The pace of AI over the past few years has been nothing short of staggering. Every notch up in quality and speed unlocks new use techniques and use cases. In this blog I'm going to look at the use cases of today, tomorrow and in the (not too distant) future.
Use Cases Today
Summarisation
Long, boring documents can be summarised into key points. The best models to use here are GPT-4o and Claude 3.5 Sonnet. They allow you to grasp something quickly. Lower-level models are good for a one-line summary.
Categorisation
Depending on the use-case, you may not need an LLM for this, but you can often get pretty good results with Open Source models, or cheaper commercial models like GPT 3.5 and Amazon Titan Text.
Data Extraction
You have a bunch of messy, unstructured data. This could be an email, a scan of a form, or a form completed as a PDF. You need to turn that into structured data to feed it into a system. No more data entry!
Data Cleansing
If you have a big spreadsheet with postcodes, phone numbers and addresses in a big jumble of formats, an LLM can understand context for the whole entry and make sensible corrections and tidy ups.
Customer Service Agents
If users have the same questions again and again, the simplest implementation just answers those. More advanced implementations can actually perform actions on behalf of the customer, for example changing a booking, or processing a refund.
Thinking Partner
One of my favourite use cases is to use LLMs as a creative thinking partner.

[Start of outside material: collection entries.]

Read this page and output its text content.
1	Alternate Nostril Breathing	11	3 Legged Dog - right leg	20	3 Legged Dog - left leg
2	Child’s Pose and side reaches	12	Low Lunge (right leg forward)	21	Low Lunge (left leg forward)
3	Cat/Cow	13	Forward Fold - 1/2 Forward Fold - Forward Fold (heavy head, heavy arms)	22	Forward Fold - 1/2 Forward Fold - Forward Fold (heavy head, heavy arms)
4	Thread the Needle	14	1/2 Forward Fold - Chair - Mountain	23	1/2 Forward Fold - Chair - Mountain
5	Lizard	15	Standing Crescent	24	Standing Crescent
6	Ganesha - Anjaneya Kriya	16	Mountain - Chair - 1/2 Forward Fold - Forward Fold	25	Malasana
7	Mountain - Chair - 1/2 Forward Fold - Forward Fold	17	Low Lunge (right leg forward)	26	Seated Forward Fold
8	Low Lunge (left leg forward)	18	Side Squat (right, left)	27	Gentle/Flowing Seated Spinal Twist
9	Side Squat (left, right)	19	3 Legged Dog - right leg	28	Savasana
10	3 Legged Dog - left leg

Simply asking ChatGPT to "ask me 10 questions, one after another, wait for me to answer before asking the next question", then explaining what your desired outcome is - is really powerful. You can often discard the output, as what's really important is the thinking you've done along the way.
A great example of this is our Ticket Helper which helps us think through user stories when writing up Jira tickets.
Use Cases Soon
With specialised knowledge, some of these near-future use cases can start to be unlocked now.
Automating Undifferentiated Knowledge Work
Any workflows which involve receiving an email and performing a basic action or data entry task from the back of it are ripe for automation. In very large enterprises this grunt work that helps glue processes together can be a surprisingly large amount of effort. Freeing employees from this will allow them to think about the edge cases or spend more time talking to people.
Personal Assistants that Work
These assistants will be able to order things for you online while operating within budget. Understanding your preferences for delivery and which days you’re likely to be home. They’ll be able to fight parking tickets (we’re already seeing some of this in the US), claim refunds, and cancel subscriptions. There are some hurdles around terms of service and SMS authentication, but technologies like passkeys may be able to help here.
In the future
John McCarthy once said; “As soon as it works, no one calls it AI anymore.” You can see this with number plate recognition. Initially an amazing breakthrough in AI, it is now just a bog-standard part of traffic and car park management.
Many of the use cases that seem amazing to us today will just be part of everyday software - as 'boring' and ordinary as using a magical piece of glass to communicate with people on the other side of the world.